There were actually two games that loaded the correct game scheme automatically: Bad Street Brawler and Super Glove Ball. I own Super Glove Ball, and while it’s a shitty-ass game, it’s an excellent tech-demo. Basically, it’s a 3D breakout clone, but because it was made by Rare, they included a shit ton of things you need to shoot and collect that make no goddamn sense. The thing that makes it kind of fun (for maybe 30 seconds) is that because it’s 3D, you can move up, down, left, right, and if you move your hand towards or away from the TV, the on-screen gauntlet follows your movement in the 3D padded room. Grip slightly, and the virtual hand grips too. After you play with the game for a while, shooting starfish and shit, you realize that it’s incredibly repetitive and boring and you turn it off. It is essentially a proto-Wii Sports, but much, much more lonesome.
So, as a wrap up of how it works, you turn the NES on, center it by pressing a button on the top of the Glove, and input a code. Depending on the code, the system will recognize certain gestures and finger squeezes as being differing inputs, and you play the game as best as you can. These last two sentences? Failure to understand these important bits of knowledge is probably about 80% of why the Power Glove is seen as being so crappy. On the initial boot-up, the controller starts with Program 1, which was made for side-scrolling, run-and-shoot games, and as such, if you bend any of your last three fingers, the game assumes you want to “turn and shoot.” This makes playing Super Mario Bros a little tough for the layman owner of the Power Glove. No, if you want to play SMB, you want program 12, which actually offers the ability to walk forward slowly left or right! Again, if this is a tough thing for you, this “reading of the manual,” shut the fuck up.

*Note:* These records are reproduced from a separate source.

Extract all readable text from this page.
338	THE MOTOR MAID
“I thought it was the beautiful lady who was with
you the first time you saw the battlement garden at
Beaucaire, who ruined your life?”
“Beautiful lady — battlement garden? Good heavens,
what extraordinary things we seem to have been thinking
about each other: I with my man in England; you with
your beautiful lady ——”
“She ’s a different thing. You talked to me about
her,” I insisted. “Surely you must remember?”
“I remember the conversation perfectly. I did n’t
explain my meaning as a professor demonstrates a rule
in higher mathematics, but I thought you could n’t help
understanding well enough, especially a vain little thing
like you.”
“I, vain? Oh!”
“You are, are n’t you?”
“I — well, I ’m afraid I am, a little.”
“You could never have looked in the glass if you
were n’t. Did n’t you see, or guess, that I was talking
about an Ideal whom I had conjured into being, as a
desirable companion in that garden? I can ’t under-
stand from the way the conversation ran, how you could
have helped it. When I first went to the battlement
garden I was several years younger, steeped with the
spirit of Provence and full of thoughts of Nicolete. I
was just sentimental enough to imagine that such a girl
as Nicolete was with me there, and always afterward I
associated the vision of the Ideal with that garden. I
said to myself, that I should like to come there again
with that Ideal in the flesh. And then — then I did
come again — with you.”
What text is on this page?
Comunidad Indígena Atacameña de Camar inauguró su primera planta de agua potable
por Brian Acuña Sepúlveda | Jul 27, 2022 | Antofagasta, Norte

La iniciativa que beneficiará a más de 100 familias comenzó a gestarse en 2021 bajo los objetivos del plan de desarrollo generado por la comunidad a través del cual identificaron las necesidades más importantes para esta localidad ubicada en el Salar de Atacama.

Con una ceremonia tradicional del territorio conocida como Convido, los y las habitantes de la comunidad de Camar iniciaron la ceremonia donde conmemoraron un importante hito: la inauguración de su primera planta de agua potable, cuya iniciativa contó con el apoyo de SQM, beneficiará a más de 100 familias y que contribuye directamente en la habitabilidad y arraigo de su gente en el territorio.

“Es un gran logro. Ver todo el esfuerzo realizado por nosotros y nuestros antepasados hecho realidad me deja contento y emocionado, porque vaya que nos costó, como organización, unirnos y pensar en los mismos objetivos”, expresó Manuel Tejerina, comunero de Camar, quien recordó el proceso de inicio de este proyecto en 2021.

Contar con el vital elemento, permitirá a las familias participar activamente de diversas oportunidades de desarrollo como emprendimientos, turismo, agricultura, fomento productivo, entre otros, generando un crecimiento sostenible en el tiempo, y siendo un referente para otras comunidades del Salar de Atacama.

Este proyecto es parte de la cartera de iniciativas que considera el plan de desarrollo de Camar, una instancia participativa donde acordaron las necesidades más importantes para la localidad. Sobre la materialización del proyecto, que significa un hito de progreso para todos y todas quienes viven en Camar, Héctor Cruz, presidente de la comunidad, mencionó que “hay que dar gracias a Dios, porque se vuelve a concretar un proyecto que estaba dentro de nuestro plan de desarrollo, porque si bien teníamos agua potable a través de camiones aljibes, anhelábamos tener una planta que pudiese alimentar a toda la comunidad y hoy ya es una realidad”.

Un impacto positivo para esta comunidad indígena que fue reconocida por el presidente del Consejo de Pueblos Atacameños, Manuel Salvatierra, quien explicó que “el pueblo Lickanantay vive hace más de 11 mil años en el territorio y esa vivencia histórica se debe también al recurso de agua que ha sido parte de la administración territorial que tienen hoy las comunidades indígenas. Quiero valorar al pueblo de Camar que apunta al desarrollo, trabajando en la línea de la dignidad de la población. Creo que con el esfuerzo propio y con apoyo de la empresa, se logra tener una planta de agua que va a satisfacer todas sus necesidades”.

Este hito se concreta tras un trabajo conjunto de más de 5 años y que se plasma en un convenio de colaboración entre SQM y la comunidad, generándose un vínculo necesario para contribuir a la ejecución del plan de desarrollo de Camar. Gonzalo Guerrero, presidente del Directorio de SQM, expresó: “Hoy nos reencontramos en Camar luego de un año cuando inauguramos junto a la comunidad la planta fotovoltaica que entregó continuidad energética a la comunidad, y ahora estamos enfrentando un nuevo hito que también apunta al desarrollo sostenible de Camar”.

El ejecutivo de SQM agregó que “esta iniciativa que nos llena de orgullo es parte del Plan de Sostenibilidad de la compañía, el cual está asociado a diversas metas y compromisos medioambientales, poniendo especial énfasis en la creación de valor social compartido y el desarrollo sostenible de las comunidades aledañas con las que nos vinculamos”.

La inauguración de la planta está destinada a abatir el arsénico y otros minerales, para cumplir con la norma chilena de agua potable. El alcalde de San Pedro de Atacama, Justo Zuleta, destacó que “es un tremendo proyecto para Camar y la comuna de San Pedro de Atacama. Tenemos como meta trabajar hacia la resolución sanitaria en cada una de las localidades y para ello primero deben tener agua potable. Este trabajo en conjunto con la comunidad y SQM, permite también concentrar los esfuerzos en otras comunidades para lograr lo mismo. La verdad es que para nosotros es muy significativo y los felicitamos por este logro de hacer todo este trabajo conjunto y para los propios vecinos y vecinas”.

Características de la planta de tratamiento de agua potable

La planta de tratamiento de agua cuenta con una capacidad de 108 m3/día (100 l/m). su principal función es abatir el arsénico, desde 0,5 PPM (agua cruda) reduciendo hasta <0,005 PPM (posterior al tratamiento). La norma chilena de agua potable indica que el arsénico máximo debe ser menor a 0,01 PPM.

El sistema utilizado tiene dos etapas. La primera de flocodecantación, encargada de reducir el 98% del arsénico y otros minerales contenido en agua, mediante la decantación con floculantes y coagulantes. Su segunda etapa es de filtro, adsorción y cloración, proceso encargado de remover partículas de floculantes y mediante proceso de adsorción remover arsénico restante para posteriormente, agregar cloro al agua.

So, the other 20% of the Power Glove’s problems is that most people assume that it’s really, really unresponsive. I will admit, here, that it’s nowhere as good as using a regular controller. But the Power Glove is actually a lot better than it’s made out to be. See, another little detail most people don’t know about is that on the sensor bar are a set of lights that indicate what you are inputting. There is a diamond of lights for the control pad inputs, and an A and B light. If your hand is right of your self-defined center position, then the rightmost light will turn on. Are you inputting up? The top light turns on. By watching this out of the corner of your eye, you actually stand a good chance of doing well in the game instead of awkwardly stumbling around. You can control Mario a lot better with the Power Glove than The Big Blue Boy Scout in Superman 64 using a control stick. Mattel even programmed in a program where the Glove beeps when you are not centered, so you don’t even have to look!
If that paragraph was too long, I am going to restate my controversial claim: The Power Glove controls well.
Now, you look like a goddamn retard when you’re playing, so whatever. You win some, you lose some.
What I really like about the Power Glove is what I’ve been hinting at the entire time, which is that the Power Glove is like the Wii in a lot of ways. Yes, the Power Glove isn’t as technically fancy as the Wii Remote, but it’s fun to play video games in new ways. In the above-linked video I did have a really fun time, no matter the fact that I resemble a moronic cat who just saw a laser on the wall. Video games don’t always have to be about a controller in your hand. They can be about a big gray robo-glove from the future. And yeah, sometimes the glove doesn’t respond as well as it should, but the same goes for the Wii Remote, and in the end I figure, it’s not brain surgery. If the Rad Racermobile crashes, nobody dies. Not even the titular rad racer. I’ve played enough shitty games to have a kind of thick skin to video game failure. Also, it’s kind of trite to blame the controller. Sometimes, it’s just you.
So, I like the Power Glove. I think it’s a fun peripheral that puts a new spin on some of your older games. If you use it correctly, it is actually quite functional. It doesn’t beat the standard NES controller, but it could be worse. Like, it could randomly kill one human being every time you use it. Or, it could be the original X-Box controller. There’s a timely joke!